We performed a retrospective multicenter case-control study including 582 patients from nine centers in Germany, Italy and Austria. The diseases investigated were IgA glomerulonephritis (IgA-GN) as a model of inflammatory renal disease and autosomal dominant polycystic kidney disease (ADPKD) as a model of non-inflammatory renal disease.
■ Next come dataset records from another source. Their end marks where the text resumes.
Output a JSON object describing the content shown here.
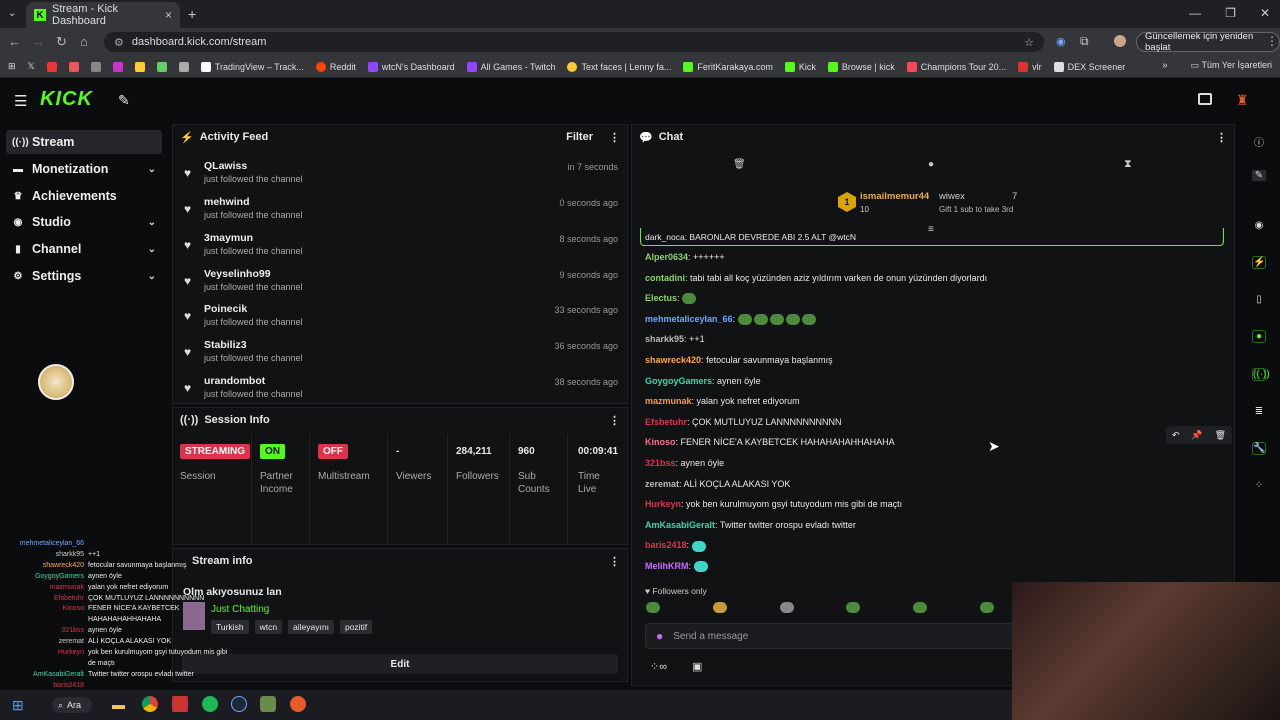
{
  "browser": {
    "tab_title": "Stream - Kick Dashboard",
    "url": "dashboard.kick.com/stream",
    "update_button": "Güncellemek için yeniden başlat",
    "bookmarks": [
      "TradingView – Track...",
      "Reddit",
      "wtcN's Dashboard",
      "All Games - Twitch",
      "Text faces | Lenny fa...",
      "FeritKarakaya.com",
      "Kick",
      "Browse | kick",
      "Champions Tour 20...",
      "vlr",
      "DEX Screener"
    ],
    "all_bookmarks": "Tüm Yer İşaretleri"
  },
  "header": {
    "logo": "KICK"
  },
  "sidebar": {
    "items": [
      {
        "label": "Stream",
        "icon": "broadcast-icon"
      },
      {
        "label": "Monetization",
        "icon": "dollar-icon"
      },
      {
        "label": "Achievements",
        "icon": "trophy-icon"
      },
      {
        "label": "Studio",
        "icon": "studio-icon"
      },
      {
        "label": "Channel",
        "icon": "channel-icon"
      },
      {
        "label": "Settings",
        "icon": "gear-icon"
      }
    ]
  },
  "activity": {
    "title": "Activity Feed",
    "filter": "Filter",
    "items": [
      {
        "name": "QLawiss",
        "action": "just followed the channel",
        "time": "in 7 seconds"
      },
      {
        "name": "mehwind",
        "action": "just followed the channel",
        "time": "0 seconds ago"
      },
      {
        "name": "3maymun",
        "action": "just followed the channel",
        "time": "8 seconds ago"
      },
      {
        "name": "Veyselinho99",
        "action": "just followed the channel",
        "time": "9 seconds ago"
      },
      {
        "name": "Poinecik",
        "action": "just followed the channel",
        "time": "33 seconds ago"
      },
      {
        "name": "Stabiliz3",
        "action": "just followed the channel",
        "time": "36 seconds ago"
      },
      {
        "name": "urandombot",
        "action": "just followed the channel",
        "time": "38 seconds ago"
      }
    ]
  },
  "session": {
    "title": "Session Info",
    "streaming": "STREAMING",
    "session_label": "Session",
    "partner_badge": "ON",
    "partner_label1": "Partner",
    "partner_label2": "Income",
    "multi_badge": "OFF",
    "multi_label": "Multistream",
    "viewers_value": "-",
    "viewers_label": "Viewers",
    "followers_value": "284,211",
    "followers_label": "Followers",
    "subs_value": "960",
    "subs_label1": "Sub",
    "subs_label2": "Counts",
    "time_value": "00:09:41",
    "time_label1": "Time",
    "time_label2": "Live"
  },
  "streaminfo": {
    "title": "Stream info",
    "stream_title": "Olm akıyosunuz lan",
    "category": "Just Chatting",
    "tags": [
      "Turkish",
      "wtcn",
      "aileyayını",
      "pozitif"
    ],
    "edit": "Edit"
  },
  "chat": {
    "title": "Chat",
    "pinned_user": "ismailmemur44",
    "pinned_rank": "1",
    "pinned_count": "10",
    "gift_user": "wiwex",
    "gift_count": "7",
    "gift_text": "Gift 1 sub to take 3rd",
    "truncated": "dark_noca: BARONLAR DEVREDE ABI 2.5 ALT @wtcN",
    "messages": [
      {
        "user": "Alper0634",
        "color": "#8bd36a",
        "text": "++++++"
      },
      {
        "user": "contadini",
        "color": "#8bd36a",
        "text": "tabi tabi all koç yüzünden aziz yıldırım varken de onun yüzünden diyorlardı"
      },
      {
        "user": "Electus",
        "color": "#8bd36a",
        "text": ""
      },
      {
        "user": "mehmetaliceylan_66",
        "color": "#6fa8ff",
        "text": ""
      },
      {
        "user": "sharkk95",
        "color": "#b8b8b8",
        "text": "++1"
      },
      {
        "user": "shawreck420",
        "color": "#ffa64d",
        "text": "fetocular savunmaya başlanmış"
      },
      {
        "user": "GoygoyGamers",
        "color": "#3ed6a6",
        "text": "aynen öyle"
      },
      {
        "user": "mazmunak",
        "color": "#ff9a3d",
        "text": "yalan yok nefret ediyorum"
      },
      {
        "user": "Efsbetuhr",
        "color": "#e0314a",
        "text": "ÇOK MUTLUYUZ LANNNNNNNNNN"
      },
      {
        "user": "Kinoso",
        "color": "#ff6e8a",
        "text": "FENER NİCE'A KAYBETCEK HAHAHAHAHHAHAHA"
      },
      {
        "user": "321bss",
        "color": "#e0314a",
        "text": "aynen öyle"
      },
      {
        "user": "zeremat",
        "color": "#b8b8b8",
        "text": "ALİ KOÇLA ALAKASI YOK"
      },
      {
        "user": "Hurkeyn",
        "color": "#e0314a",
        "text": "yok ben kurulmuyom gsyi tutuyodum mis gibi de maçtı"
      },
      {
        "user": "AmKasabiGeralt",
        "color": "#3ed6a6",
        "text": "Twitter twitter orospu evladı twitter"
      },
      {
        "user": "baris2418",
        "color": "#e0314a",
        "text": ""
      },
      {
        "user": "MelihKRM",
        "color": "#c76bff",
        "text": ""
      }
    ],
    "followers_only": "Followers only",
    "placeholder": "Send a message"
  },
  "overlay": {
    "lines": [
      {
        "user": "mehmetaliceylan_66",
        "text": ""
      },
      {
        "user": "sharkk95",
        "text": "++1"
      },
      {
        "user": "shawreck420",
        "text": "fetocular savunmaya başlanmış"
      },
      {
        "user": "GoygoyGamers",
        "text": "aynen öyle"
      },
      {
        "user": "mazmunak",
        "text": "yalan yok nefret ediyorum"
      },
      {
        "user": "Efsbetuhr",
        "text": "ÇOK MUTLUYUZ LANNNNNNNNNN"
      },
      {
        "user": "Kinoso",
        "text": "FENER NİCE'A KAYBETCEK"
      },
      {
        "user": "",
        "text": "HAHAHAHAHHAHAHA"
      },
      {
        "user": "321bss",
        "text": "aynen öyle"
      },
      {
        "user": "zeremat",
        "text": "ALİ KOÇLA ALAKASI YOK"
      },
      {
        "user": "Hurkeyn",
        "text": "yok ben kurulmuyom gsyi tutuyodum mis gibi"
      },
      {
        "user": "",
        "text": "de maçtı"
      },
      {
        "user": "AmKasabiGeralt",
        "text": "Twitter twitter orospu evladı twitter"
      },
      {
        "user": "baris2418",
        "text": ""
      },
      {
        "user": "MelihKRM",
        "text": ""
      }
    ]
  },
  "taskbar": {
    "search": "Ara"
  },
  "colors": {
    "kick_green": "#53fc18",
    "panel": "#111214",
    "streaming_red": "#e0314a"
  }
}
Cases were patients who had progressed to ESRF and controls were patients who were not in ESRF, that is, whose serum-creatinine failed to progress to >3 mg/dl during the observation period and who did not require renal replacement therapy. Matching for renal disease (IgA-GN, ADPKD), gender, age at renal death and region of residence resulted in 102 individually matched pairs (IgA-GN N = 54, ADPKD N = 48). Multiple conditional logistic regression was used to estimate adjusted odds ratios for independent tobacco effects.

RESULTS:

In men (matched pairs: IgA-GN N = 44, ADPKD N = 28), a significant dose-dependent increase of the risk to progress to ESRF was found (non-adjusted). The baseline risk was defined as <5 pack-years (PY): (i) 5 to 15 PY, odds ratio 3.5 (95% CI 1.3 to 9.6), P = 0.017; (ii) >15 PY = 5.8 (2.0 to 17), P = 0.001. Systolic blood pressure, ACE inhibitor treatment and age at diagnosis emerged as potential confounders. After adjustment, the risk for ESRF in men with >5 PY was highly increased for patients without ACE inhibitor treatment [10.1 (2.3 to 45), P = 0.002] but not with ACE inhibitor treatment [1.4 (0.3 to 7.1), P = 0.65].

CONCLUSION:

Smoking increases the risk of ESRF in men with inflammatory and non-inflammatory renal disease.